Another problem is if you use Security Rules, if you have a field with a mapping conflict in Kibana, any security rule that uses that field may break and stop working.

The only way to change the data type of a field in an index is with reindex, the alternative would be the mentioned runtime field with changes the data type at query time.

This remap could create a runtime field with the desired mapping, so the user would not have to do it manually if they want.

I had multiple problems with mapping conflicts in integrations last year and it led to this discussion on Github on how to make more clear when a change on the integration could lead to a mapping conflict: [Discussion] - Breaking change resulting from data type changes of mapped attributes · Issue #13861 · elastic/integrations · GitHub

What I'm doing on my side is to check the changelog of all integrations before updating and check what is being changed, if a mapping conflict is possible and would affect me or not, depending on the field I could use the custom template of the integration to keep the mapping in the way I want.

1 Like
3

Thank you for your feedback. It is clear this is an issue affecting a large number of customers and Elastic does not have a scalable long-term solution.

I hope Elastic will focus more effort into developing a more integrated solution within the Kibana UI.

I am thinking about using an integration’s data stream namespace to version control our data streams.

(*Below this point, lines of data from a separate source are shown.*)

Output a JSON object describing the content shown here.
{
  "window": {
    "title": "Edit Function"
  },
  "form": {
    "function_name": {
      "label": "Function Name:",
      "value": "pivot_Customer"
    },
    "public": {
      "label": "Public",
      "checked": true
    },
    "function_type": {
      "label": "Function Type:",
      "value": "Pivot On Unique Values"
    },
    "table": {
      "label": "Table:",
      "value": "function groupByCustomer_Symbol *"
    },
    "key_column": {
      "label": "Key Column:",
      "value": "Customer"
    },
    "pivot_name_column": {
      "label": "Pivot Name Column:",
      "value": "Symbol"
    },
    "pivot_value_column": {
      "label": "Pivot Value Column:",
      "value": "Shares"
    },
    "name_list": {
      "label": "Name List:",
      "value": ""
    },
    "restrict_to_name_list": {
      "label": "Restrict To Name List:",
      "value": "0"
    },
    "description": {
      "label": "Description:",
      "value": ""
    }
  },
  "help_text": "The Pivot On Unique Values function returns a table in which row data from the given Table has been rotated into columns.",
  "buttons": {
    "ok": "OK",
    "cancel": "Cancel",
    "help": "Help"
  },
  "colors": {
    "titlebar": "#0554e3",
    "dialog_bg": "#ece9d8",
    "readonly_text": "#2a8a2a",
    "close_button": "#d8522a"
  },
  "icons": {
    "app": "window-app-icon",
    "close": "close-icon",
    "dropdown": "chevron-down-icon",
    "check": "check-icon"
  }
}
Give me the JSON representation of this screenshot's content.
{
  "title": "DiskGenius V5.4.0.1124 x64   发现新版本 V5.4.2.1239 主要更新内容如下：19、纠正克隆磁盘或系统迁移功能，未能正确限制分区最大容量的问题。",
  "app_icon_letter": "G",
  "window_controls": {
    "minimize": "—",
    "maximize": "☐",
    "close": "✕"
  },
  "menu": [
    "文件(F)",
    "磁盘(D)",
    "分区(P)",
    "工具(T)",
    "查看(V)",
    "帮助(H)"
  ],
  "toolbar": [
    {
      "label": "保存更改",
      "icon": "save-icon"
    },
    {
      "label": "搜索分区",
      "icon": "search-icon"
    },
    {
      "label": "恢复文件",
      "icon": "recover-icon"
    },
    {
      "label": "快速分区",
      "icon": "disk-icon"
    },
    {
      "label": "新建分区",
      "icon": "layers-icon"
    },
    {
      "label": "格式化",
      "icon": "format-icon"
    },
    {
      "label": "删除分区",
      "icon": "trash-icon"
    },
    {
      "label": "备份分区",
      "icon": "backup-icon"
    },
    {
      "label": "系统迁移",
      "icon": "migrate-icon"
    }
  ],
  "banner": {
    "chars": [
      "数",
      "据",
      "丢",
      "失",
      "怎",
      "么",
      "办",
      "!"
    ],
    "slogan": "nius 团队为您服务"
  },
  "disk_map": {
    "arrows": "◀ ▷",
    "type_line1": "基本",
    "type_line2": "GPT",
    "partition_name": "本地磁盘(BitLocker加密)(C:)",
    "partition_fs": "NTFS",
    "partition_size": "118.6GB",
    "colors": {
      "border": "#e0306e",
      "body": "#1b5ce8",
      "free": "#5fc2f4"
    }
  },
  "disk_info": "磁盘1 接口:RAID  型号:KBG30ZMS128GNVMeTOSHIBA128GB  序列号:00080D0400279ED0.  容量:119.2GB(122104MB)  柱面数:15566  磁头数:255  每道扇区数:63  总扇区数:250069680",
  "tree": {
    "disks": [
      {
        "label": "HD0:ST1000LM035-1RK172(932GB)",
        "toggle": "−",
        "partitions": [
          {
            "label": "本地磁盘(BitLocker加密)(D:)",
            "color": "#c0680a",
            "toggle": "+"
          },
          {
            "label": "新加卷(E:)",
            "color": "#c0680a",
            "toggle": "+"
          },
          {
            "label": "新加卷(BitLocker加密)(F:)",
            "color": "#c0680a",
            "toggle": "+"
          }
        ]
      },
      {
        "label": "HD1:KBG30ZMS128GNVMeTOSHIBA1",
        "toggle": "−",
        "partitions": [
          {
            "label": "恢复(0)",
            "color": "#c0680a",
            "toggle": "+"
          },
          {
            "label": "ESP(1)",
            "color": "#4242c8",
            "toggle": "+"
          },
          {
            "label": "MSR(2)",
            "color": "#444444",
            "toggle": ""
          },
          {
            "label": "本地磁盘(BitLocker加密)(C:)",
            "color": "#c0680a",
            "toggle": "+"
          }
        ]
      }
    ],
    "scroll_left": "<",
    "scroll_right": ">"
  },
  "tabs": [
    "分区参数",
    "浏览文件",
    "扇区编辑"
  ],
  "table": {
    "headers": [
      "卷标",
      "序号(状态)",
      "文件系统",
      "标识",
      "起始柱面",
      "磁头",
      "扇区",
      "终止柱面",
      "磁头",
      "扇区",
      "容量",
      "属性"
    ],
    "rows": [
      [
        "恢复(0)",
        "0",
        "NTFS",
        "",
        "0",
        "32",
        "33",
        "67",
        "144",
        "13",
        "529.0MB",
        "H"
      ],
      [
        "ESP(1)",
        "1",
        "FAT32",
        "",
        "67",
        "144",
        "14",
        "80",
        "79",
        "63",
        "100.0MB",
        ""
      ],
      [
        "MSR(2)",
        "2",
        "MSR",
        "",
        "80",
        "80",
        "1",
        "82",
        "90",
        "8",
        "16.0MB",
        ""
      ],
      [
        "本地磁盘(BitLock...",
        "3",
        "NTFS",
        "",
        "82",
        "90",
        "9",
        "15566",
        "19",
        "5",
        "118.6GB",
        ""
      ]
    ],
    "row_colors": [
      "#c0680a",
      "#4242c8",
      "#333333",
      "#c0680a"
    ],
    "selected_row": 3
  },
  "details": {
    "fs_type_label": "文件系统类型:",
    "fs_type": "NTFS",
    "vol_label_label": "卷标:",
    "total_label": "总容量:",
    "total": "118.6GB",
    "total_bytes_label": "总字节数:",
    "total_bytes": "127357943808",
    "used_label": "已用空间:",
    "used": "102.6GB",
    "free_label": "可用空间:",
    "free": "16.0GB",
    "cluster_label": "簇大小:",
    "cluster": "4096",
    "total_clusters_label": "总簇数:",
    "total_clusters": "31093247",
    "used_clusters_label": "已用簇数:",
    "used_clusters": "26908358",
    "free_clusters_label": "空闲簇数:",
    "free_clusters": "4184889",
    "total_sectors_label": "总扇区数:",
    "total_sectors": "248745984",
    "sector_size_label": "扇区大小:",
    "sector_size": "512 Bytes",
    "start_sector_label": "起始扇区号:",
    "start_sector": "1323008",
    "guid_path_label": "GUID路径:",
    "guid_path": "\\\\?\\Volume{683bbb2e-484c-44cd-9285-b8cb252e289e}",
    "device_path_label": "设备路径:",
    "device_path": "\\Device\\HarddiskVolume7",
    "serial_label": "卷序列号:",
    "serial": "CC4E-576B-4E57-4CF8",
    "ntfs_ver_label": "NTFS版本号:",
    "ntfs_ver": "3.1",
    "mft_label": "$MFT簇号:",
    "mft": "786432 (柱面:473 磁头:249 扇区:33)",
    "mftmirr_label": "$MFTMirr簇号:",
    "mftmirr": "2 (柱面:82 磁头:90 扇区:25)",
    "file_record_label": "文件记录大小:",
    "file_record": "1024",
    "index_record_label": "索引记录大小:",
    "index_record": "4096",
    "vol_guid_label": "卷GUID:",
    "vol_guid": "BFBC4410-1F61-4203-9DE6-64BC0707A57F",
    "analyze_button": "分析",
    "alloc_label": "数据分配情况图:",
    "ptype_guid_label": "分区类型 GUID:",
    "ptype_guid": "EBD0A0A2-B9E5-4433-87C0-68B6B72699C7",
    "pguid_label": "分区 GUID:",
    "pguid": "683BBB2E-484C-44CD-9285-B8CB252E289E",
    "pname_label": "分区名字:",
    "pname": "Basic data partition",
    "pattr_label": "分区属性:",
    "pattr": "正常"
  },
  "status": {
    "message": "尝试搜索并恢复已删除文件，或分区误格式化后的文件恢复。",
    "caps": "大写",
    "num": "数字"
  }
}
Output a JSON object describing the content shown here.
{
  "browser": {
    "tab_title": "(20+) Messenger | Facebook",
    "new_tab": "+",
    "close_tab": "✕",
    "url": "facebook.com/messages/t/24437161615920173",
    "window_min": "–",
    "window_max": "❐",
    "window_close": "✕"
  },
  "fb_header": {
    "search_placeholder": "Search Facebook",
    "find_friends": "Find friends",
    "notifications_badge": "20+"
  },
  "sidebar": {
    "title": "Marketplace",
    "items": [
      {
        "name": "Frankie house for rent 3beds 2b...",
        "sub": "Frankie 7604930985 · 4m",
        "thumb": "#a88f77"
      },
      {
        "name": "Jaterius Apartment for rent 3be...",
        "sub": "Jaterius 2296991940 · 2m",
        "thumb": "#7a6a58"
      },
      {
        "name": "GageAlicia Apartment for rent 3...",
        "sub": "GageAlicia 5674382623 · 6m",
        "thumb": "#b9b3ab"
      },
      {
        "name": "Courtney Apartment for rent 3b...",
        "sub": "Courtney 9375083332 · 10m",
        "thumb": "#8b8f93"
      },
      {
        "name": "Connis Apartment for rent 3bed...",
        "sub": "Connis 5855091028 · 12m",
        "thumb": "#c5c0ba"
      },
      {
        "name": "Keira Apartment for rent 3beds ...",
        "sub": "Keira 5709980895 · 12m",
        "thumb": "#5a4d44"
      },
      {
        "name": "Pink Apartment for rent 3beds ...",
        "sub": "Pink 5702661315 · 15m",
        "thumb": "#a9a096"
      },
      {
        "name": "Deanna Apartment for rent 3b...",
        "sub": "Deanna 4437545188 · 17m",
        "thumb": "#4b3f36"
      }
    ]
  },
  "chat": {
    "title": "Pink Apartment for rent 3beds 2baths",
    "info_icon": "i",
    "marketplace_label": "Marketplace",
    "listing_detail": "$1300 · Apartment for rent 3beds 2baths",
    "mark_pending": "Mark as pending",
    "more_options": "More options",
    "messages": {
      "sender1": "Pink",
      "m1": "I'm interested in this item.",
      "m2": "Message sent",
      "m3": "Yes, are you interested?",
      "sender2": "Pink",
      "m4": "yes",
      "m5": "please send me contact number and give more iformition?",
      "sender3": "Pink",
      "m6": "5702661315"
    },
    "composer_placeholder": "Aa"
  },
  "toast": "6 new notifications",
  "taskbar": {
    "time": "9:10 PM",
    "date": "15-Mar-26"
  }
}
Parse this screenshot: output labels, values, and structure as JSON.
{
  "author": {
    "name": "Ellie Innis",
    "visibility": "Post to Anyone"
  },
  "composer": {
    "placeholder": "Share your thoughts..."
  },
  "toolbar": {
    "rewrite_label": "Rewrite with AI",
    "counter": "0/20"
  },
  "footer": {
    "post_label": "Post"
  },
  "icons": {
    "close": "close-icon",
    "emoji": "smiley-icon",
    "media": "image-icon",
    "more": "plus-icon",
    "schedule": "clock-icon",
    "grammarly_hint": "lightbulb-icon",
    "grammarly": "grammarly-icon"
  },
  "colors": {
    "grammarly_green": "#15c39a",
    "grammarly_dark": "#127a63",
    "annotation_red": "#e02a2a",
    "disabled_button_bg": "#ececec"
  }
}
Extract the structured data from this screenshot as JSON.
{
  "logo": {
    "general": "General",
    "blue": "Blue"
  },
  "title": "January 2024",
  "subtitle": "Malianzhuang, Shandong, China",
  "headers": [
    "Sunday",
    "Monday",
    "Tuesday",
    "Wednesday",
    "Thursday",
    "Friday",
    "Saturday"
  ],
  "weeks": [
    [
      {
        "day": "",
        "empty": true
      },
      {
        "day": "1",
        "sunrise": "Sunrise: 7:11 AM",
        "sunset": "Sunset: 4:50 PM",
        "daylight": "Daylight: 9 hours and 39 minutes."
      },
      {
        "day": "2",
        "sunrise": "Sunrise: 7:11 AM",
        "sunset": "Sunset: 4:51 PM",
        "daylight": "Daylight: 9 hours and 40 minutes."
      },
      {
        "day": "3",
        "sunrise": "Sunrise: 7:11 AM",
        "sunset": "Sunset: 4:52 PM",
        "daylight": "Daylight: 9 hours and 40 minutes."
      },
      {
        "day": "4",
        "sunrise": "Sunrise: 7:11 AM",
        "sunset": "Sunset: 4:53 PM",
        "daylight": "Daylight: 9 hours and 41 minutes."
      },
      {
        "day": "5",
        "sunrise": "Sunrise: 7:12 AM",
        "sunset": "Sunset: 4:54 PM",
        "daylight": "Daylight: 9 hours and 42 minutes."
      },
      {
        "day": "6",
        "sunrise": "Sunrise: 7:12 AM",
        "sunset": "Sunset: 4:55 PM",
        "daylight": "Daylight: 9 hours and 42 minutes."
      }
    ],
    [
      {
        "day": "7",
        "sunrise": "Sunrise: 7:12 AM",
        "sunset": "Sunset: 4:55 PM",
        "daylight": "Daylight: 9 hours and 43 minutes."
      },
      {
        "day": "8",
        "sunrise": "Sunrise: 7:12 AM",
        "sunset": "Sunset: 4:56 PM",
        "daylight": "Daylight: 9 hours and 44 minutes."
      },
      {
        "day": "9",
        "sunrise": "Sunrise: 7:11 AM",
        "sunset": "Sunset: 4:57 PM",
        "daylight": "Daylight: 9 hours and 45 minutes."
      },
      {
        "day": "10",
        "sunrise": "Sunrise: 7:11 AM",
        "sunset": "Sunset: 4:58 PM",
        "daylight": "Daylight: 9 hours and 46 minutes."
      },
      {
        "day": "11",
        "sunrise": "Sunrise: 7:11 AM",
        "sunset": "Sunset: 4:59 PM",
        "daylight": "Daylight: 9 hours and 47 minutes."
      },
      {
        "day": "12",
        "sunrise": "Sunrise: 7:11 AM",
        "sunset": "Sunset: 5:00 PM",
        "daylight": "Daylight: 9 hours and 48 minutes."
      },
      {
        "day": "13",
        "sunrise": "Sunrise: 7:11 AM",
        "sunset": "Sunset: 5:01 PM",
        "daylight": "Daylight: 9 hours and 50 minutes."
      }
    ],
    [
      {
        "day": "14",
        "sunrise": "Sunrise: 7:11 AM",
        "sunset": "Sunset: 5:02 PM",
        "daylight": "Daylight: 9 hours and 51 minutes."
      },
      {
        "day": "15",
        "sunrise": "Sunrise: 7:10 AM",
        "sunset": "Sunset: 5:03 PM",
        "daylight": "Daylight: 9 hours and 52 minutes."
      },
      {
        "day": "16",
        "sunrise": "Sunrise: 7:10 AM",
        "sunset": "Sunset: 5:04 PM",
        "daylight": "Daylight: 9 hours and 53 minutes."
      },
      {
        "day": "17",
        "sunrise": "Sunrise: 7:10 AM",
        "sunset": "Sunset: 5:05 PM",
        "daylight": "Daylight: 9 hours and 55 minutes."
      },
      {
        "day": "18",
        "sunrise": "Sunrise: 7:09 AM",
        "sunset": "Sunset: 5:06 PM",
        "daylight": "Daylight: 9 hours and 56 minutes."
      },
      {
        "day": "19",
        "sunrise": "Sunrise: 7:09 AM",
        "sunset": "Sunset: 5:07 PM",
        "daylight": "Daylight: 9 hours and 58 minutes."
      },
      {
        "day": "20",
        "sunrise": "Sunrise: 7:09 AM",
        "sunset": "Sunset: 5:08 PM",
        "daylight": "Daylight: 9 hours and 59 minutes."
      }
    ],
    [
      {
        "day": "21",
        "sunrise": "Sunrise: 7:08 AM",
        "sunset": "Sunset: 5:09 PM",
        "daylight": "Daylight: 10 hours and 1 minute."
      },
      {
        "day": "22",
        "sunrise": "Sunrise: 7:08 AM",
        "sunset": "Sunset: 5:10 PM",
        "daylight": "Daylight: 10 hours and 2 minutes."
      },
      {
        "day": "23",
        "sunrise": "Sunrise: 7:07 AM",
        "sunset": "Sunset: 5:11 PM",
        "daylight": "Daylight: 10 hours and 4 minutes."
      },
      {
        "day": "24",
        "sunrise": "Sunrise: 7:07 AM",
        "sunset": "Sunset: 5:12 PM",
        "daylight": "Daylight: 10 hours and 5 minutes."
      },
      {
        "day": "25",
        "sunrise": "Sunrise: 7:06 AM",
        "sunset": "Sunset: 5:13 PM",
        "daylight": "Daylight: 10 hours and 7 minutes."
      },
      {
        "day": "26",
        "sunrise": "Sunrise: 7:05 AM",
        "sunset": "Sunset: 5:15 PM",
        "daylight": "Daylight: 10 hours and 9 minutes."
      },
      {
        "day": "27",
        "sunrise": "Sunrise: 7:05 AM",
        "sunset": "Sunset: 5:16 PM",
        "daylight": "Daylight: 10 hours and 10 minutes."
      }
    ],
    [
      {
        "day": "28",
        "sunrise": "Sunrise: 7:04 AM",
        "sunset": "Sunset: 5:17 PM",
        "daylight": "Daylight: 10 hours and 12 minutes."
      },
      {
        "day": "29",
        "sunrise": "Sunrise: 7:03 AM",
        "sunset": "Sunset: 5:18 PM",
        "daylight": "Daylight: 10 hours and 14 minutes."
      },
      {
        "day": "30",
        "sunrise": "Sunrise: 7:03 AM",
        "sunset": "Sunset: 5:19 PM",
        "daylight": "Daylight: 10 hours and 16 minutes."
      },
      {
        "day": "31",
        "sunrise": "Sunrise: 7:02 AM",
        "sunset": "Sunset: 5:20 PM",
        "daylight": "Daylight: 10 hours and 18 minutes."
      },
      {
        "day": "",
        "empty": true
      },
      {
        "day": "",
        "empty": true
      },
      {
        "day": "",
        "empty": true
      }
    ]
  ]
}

I wonder what you think about what.

The big problem now is that all of our CrowdStrike logs are in the default namespace (e.g., logs-crowdstrike.fdr-default), so when you go through 2-4 integration upgrades over a year, there are mapping conflicts that result from aggregating these different versions into one single data stream.

If we are to apply the same integration major version - assuming mapping breaking changes are limited to each major version change by the integration development team, then upon upgrading an integration’s major version, we can change the integration’s namespace to match the new major version. We would then have data streams and backing indices that match the following patterns:

logs-crowdstrike.fdr-v2

logs-crowdstrike.fdr-v3

and so on….

Each data stream namespace would contain its own set of unique mappings and avoid conflicts with other namespace versions.

We could then use an index alias or the index pattern to map the “production” version (i.e., the most recent major version) as the primary data view for our primary queries and detection rules.

I am also thinking that we could have aliases and data views that match all namespace versions to enable full search across the indices when required. The mapping conflicts would come back, but assuming these are on search terms that are not used much, it should not be too impactful.

This would not solve the root cause, but the isolation may make the errors less noticeable and impactful while searching current indices.